La segunda capa es estructural: datos de la Encuesta Nacional de Ingresos y Gastos de los Hogares (ENIGH) 2024 del Inegi y síntesis de fuentes que la interpretan (por ejemplo, IMCO y notas de prensa basadas en ENIGH). Esta capa no “explica” el dato mensual, pero sí ayuda a entender en qué rubros se concentra el gasto (alimentos, transporte, vivienda, educación, salud) y por qué ciertos shocks (inflación en básicos, empleo formal, remesas) se transmiten rápido al consumo.
Finalmente, incorporamos el ángulo de México, ¿cómo vamos? sobre el dato de abril: una señal de moderación y un dinamismo anual concentrado en importados, con consumo nacional prácticamente estancado. Esa lectura es clave para empresas con exposición a tipo de cambio, inventarios importados y financiamiento de capital de trabajo (la liquidez necesaria para operar el ciclo de comprar–producir–vender–cobrar).
De coyuntura a operación empresarial
1) Leer la coyuntura (IMCP, Inegi): identificar el cambio m/m (pulso inmediato) y a/a (tendencia) y el desglose nacional vs importado.Checkpoint: si m/m y a/a “cuentan historias distintas”, no concluir con un solo número.

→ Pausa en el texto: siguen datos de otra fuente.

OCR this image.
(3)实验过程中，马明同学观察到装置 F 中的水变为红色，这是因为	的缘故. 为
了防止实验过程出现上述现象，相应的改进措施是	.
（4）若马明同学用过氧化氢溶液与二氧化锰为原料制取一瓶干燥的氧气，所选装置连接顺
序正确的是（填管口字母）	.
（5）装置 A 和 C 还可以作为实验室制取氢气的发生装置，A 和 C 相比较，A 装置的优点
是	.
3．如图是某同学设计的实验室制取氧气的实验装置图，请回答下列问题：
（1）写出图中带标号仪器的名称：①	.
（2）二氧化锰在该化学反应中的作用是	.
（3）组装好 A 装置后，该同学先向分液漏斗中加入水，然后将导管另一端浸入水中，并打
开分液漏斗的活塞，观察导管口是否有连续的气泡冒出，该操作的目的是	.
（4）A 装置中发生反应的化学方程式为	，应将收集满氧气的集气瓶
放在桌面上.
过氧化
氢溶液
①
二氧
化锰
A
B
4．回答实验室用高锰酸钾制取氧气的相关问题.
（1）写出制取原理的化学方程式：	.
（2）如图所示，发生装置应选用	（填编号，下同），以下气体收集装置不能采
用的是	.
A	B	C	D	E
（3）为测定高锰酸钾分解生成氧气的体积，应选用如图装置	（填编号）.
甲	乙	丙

2) Aterrizar en estructura (ENIGH 2024, Inegi): ubicar qué rubros pesan más en el presupuesto (básicos vs discrecionales) para entender sensibilidad a precios/ingreso.Checkpoint: si el gasto está concentrado en básicos, pequeños shocks de precios pueden mover el consumo total.
3) Traducir a operación (empresa): ajustar supuestos de rotación de inventario, plazos de cobro, mix precio/margen y exposición a tipo de cambio según el origen del consumo.Checkpoint: separar decisiones de corto plazo (inventario/promos) de decisiones estructurales (surtido, contratos, cobertura).
Crecimiento del consumo privado en abril de 2026
El dato de abril de 2026 sugiere una recuperación gradual del poder adquisitivo, pero con un ritmo contenido. El IMCP del Inegi reporta que el consumo privado creció tanto en su comparación mensual como anual. En términos prácticos, esto importa porque el consumo privado es el componente más grande de la demanda interna y suele marcar el tono para ventas, rotación de inventarios y necesidades de liquidez en cadenas comerciales.
Aun así, el matiz es importante: el avance de abril se interpreta como una moderación frente al movimiento previo, de acuerdo con el análisis citado de México, ¿cómo vamos?. Para empresas medianas, “moderación” no es un concepto abstracto: puede traducirse en ciclos de cobro más largos, promociones más agresivas o un mix de productos que favorece precio sobre margen.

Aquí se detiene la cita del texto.